For company leaders, as explained in an interview with CNBC by former Citi Global Insights director Rob Garlick, the priority remains increasing business profitability, and a living employee made of flesh and blood is already capable of losing to robots on these criteria.
Artificial intelligence, in his opinion, will be capable of doing more and more, with decreasing costs, and therefore it will increasingly begin to replace humans as a labor resource.
In the next couple of decades, according to the expert, there will be more mobile robots on the planet than people of working age. If we also consider AI agents, this number of "artificial workers" will increase exponentially.

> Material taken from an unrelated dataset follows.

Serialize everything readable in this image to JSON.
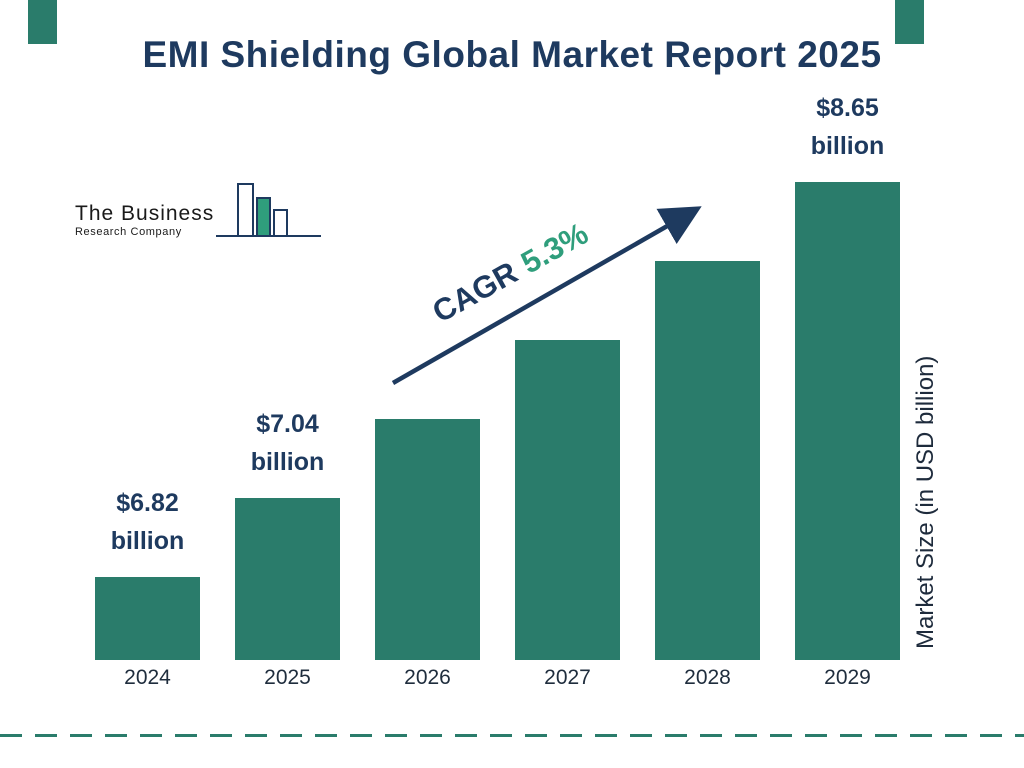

Along with autonomously operated vehicles, the number of various service robots is expected to reach 1.3 billion by 2035, according to Garlick. The number of robots using AI will exceed 4 billion by 2050.
With current labor costs in various economies around the world, replacing a human with a robot can already ensure quick payback. For example, a robot costing $15,000 with a labor cost of $41 per hour will break even in 3.8 weeks, while at a labor cost of $7.25 per hour, it will take 21.6 weeks to pay off.
Even a robot costing $35,000 can pay for itself in less than 9 weeks with labor costs of $41 per hour. With such figures, humans simply cannot compete, as noted by Garlick.
Bob Sternfels, managing partner at McKinsey & Company, expects that in his company, the number of actual employees and the AI agents replacing them will equalize in just 18 months. Currently, there are 20,000 AI agents for 40,000 employees in the company, whereas a year ago, their number did not exceed 3,000.
IMF Director Kristalina Georgieva stated last month that artificial intelligence is already hitting the labor market like a tsunami, and most countries and business representatives are simply not prepared for it.